The series debuts tomorrow on Sky Atlantic and Now TV

“The way I interpret it is I’m in charge of the show as a whole as an executive producer along with the other EPs, but it’s my responsibility to make sure everything makes sense and is achieving its artistic goals,” she says. “That’s everything from the scripts to the choice of directors, the casting, the choice of location and also down to how people are on set and how people are relating to each other and the technical stuff as well as emotional stuff. You’re basically in charge of the show.

“In Britain, everything has traditionally gone through a pure producer model, so this is more of an American thing we’re starting to do. When I started out in television in Britain, the writer would very rarely come to the set. If you did, you were put in a room and brought tea and biscuits. They would get you out when there wasn’t much work going on to show you the set and then you’d be sent home. It was a very strange, in a ‘your job is now done’ sense. That’s not the case anymore.”

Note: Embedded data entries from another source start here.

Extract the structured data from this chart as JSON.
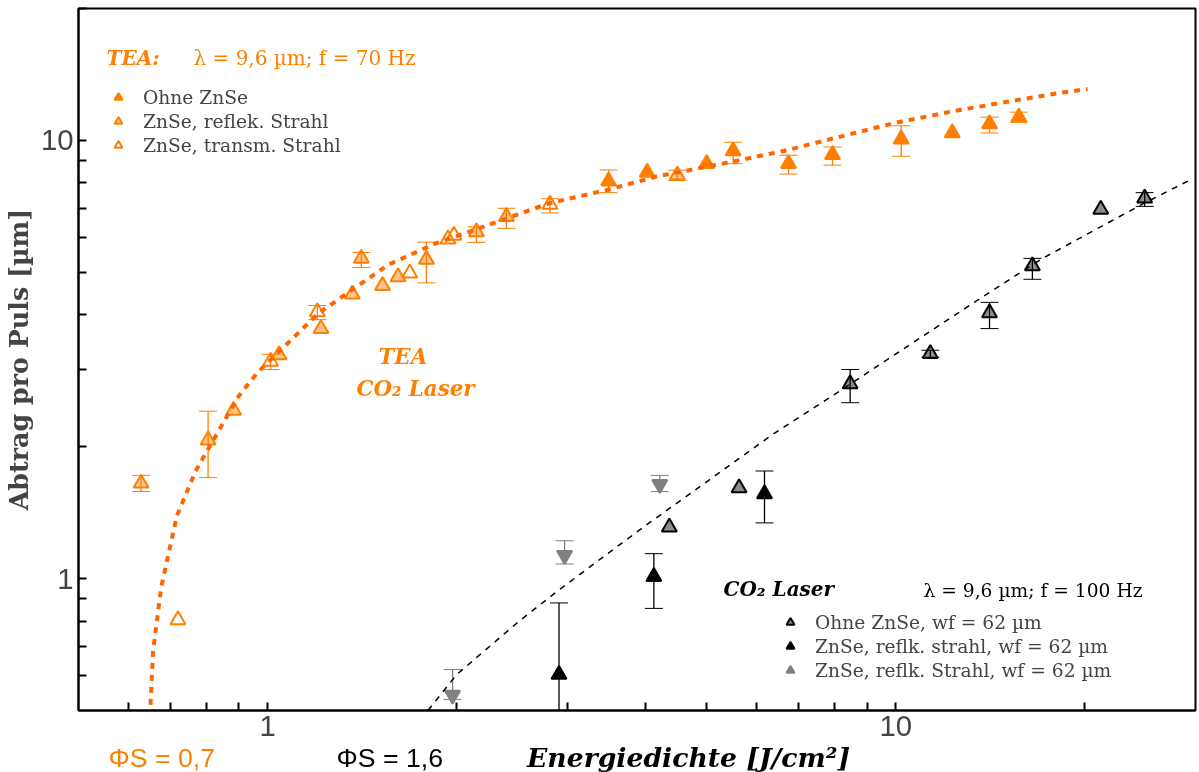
{
  "chart_data": {
    "type": "scatter",
    "xlabel": "Energiedichte [J/cm²]",
    "ylabel": "Abtrag pro Puls [µm]",
    "log": "xy",
    "xlim": [
      0.5,
      30
    ],
    "ylim": [
      0.5,
      20
    ],
    "xticks": [
      {
        "value": 0.6,
        "label": null
      },
      {
        "value": 0.7,
        "label": null
      },
      {
        "value": 0.8,
        "label": null
      },
      {
        "value": 0.9,
        "label": null
      },
      1,
      {
        "value": 2,
        "label": null
      },
      {
        "value": 3,
        "label": null
      },
      {
        "value": 4,
        "label": null
      },
      {
        "value": 5,
        "label": null
      },
      {
        "value": 6,
        "label": null
      },
      {
        "value": 7,
        "label": null
      },
      {
        "value": 8,
        "label": null
      },
      {
        "value": 9,
        "label": null
      },
      10,
      {
        "value": 20,
        "label": null
      }
    ],
    "yticks": [
      {
        "value": 0.6,
        "label": null
      },
      {
        "value": 0.7,
        "label": null
      },
      {
        "value": 0.8,
        "label": null
      },
      {
        "value": 0.9,
        "label": null
      },
      1,
      {
        "value": 2,
        "label": null
      },
      {
        "value": 3,
        "label": null
      },
      {
        "value": 4,
        "label": null
      },
      {
        "value": 5,
        "label": null
      },
      {
        "value": 6,
        "label": null
      },
      {
        "value": 7,
        "label": null
      },
      {
        "value": 8,
        "label": null
      },
      {
        "value": 9,
        "label": null
      },
      10,
      {
        "value": 20,
        "label": null
      }
    ],
    "grid": false,
    "legend": "left",
    "marker": "triangle",
    "series": [
      {
        "name": "Ohne ZnSe",
        "color": "#ff7f00",
        "x": [
          3.49,
          4.02,
          5.0,
          5.51,
          6.75,
          7.93,
          10.2,
          12.3,
          14.1,
          15.7
        ],
        "values": [
          8.07,
          8.45,
          8.85,
          9.46,
          8.85,
          9.28,
          10.06,
          10.4,
          10.9,
          11.3
        ],
        "errors": [
          [
            7.6,
            8.56
          ],
          null,
          null,
          [
            8.85,
            9.9
          ],
          [
            8.38,
            9.25
          ],
          [
            8.78,
            9.66
          ],
          [
            9.2,
            10.8
          ],
          null,
          [
            10.4,
            11.3
          ],
          [
            11.0,
            11.6
          ]
        ]
      },
      {
        "name": "ZnSe, reflek. Strahl",
        "color": "#ff7f00",
        "x": [
          0.629,
          0.804,
          0.883,
          1.043,
          1.216,
          1.364,
          1.41,
          1.524,
          1.613,
          1.79,
          2.15,
          2.4,
          4.49
        ],
        "values": [
          1.65,
          2.07,
          2.42,
          3.24,
          3.72,
          4.46,
          5.38,
          4.66,
          4.88,
          5.35,
          6.18,
          6.7,
          8.33
        ],
        "errors": [
          [
            1.58,
            1.72
          ],
          [
            1.7,
            2.41
          ],
          null,
          null,
          null,
          null,
          [
            5.13,
            5.55
          ],
          null,
          null,
          [
            4.73,
            5.86
          ],
          [
            5.85,
            6.35
          ],
          [
            6.3,
            7.0
          ],
          [
            8.1,
            8.55
          ]
        ]
      },
      {
        "name": "ZnSe, transm. Strahl",
        "color": "#ff7f00",
        "x": [
          0.72,
          1.011,
          1.2,
          1.684,
          1.937,
          1.98,
          2.815
        ],
        "values": [
          0.805,
          3.13,
          4.06,
          4.98,
          5.95,
          6.07,
          7.14
        ],
        "errors": [
          null,
          [
            3.0,
            3.25
          ],
          [
            3.9,
            4.2
          ],
          null,
          null,
          null,
          [
            6.83,
            7.36
          ]
        ]
      },
      {
        "type": "line",
        "color": "#ff6600",
        "line_style": "dashed",
        "marker": "none",
        "x": [
          0.651,
          0.657,
          0.677,
          0.717,
          0.768,
          0.898,
          0.963,
          1.205,
          1.555,
          1.84,
          2.81,
          3.46,
          4.16,
          5.51,
          6.63,
          9.96,
          12.5,
          18.0,
          20.2
        ],
        "values": [
          0.515,
          0.68,
          0.955,
          1.39,
          1.76,
          2.6,
          2.95,
          4.03,
          5.2,
          5.8,
          7.19,
          7.7,
          8.27,
          8.95,
          9.46,
          10.96,
          11.7,
          12.8,
          13.1
        ]
      },
      {
        "name": "Ohne ZnSe, wf = 62 µm",
        "color": "#000000",
        "x": [
          4.36,
          5.63,
          8.46,
          11.35,
          14.1,
          16.5,
          21.2,
          24.9
        ],
        "values": [
          1.31,
          1.61,
          2.78,
          3.26,
          4.04,
          5.17,
          6.96,
          7.38
        ],
        "errors": [
          null,
          null,
          [
            2.52,
            3.0
          ],
          [
            3.2,
            3.32
          ],
          [
            3.72,
            4.27
          ],
          [
            4.82,
            5.38
          ],
          null,
          [
            7.07,
            7.6
          ]
        ]
      },
      {
        "name": "ZnSe, reflk. strahl, wf = 62 µm",
        "color": "#000000",
        "x": [
          2.91,
          4.12,
          6.18
        ],
        "values": [
          0.604,
          1.01,
          1.56
        ],
        "errors": [
          [
            0.5,
            0.88
          ],
          [
            0.855,
            1.14
          ],
          [
            1.34,
            1.76
          ]
        ]
      },
      {
        "name": "ZnSe, reflk. Strahl, wf = 62 µm",
        "color": "#808080",
        "x": [
          1.97,
          2.97,
          4.21
        ],
        "values": [
          0.542,
          1.13,
          1.64
        ],
        "errors": [
          [
            0.53,
            0.62
          ],
          [
            1.08,
            1.22
          ],
          [
            1.58,
            1.72
          ]
        ]
      },
      {
        "type": "line",
        "color": "#000000",
        "line_style": "dashed",
        "marker": "none",
        "x": [
          1.8,
          2.0,
          2.51,
          2.89,
          3.42,
          4.05,
          6.36,
          7.95,
          10.7,
          13.6,
          17.0,
          24.9,
          29.3
        ],
        "values": [
          0.5,
          0.604,
          0.798,
          0.935,
          1.12,
          1.34,
          2.13,
          2.62,
          3.47,
          4.35,
          5.35,
          7.2,
          8.1
        ]
      }
    ],
    "annotations": [
      "TEA:",
      "λ = 9,6 µm; f = 70 Hz",
      "TEA",
      "CO₂ Laser",
      "CO₂ Laser",
      "λ = 9,6 µm;  f = 100 Hz",
      "ΦS = 0,7",
      "ΦS = 1,6"
    ]
  }
}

Shooting had wrapped before the coronavirus pandemic took hold around the world, forcing countless productions to shut down. But Prebble and the team behind I Hate Suzie still had to navigate post-production remotely, which she says was “very strange, difficult, weird and slow.” Particularly challenging was recording the actors’ ADR (additional dialogue replacement) from their own homes, rather than in a studio.

“We had to send equipment to actors’ houses and ask them, without necessarily being able to see the video properly, to redo a line,” Prebble says. “They’re in their own homes so there might be the sounds of birds singing if they’re in the country, and your scene is inside a restaurant. It’s just an absolute nightmare. As with everybody in every area of life, it really makes you appreciate the things you took for granted. People who work in that industry, they don’t get a lot of credit but actually they should do. Fitting dialogue to an actor’s mouth after you’ve shot something is an incredibly difficult skill to get right and for it not to be noticeable.”

I Hate Suzie, which launches on Sky Atlantic and Now TV tomorrow, will explore how the people around Suzie are also affected by the devastating impact of the hack. But at the heart of the series is the title character, who has spent her life playing different versions of herself and must now piece together her fragmented identity.

“She’s slightly lost sense of who she is, which is quite a dangerous place to be psychologically,” Prebble says. “This terrible thing happens to her and it forces her to look at the truth about herself and bring the shattered parts of herself together. Suzie’s never quite worked out who she is because she’s public property, but now she finally has to discover who she is.”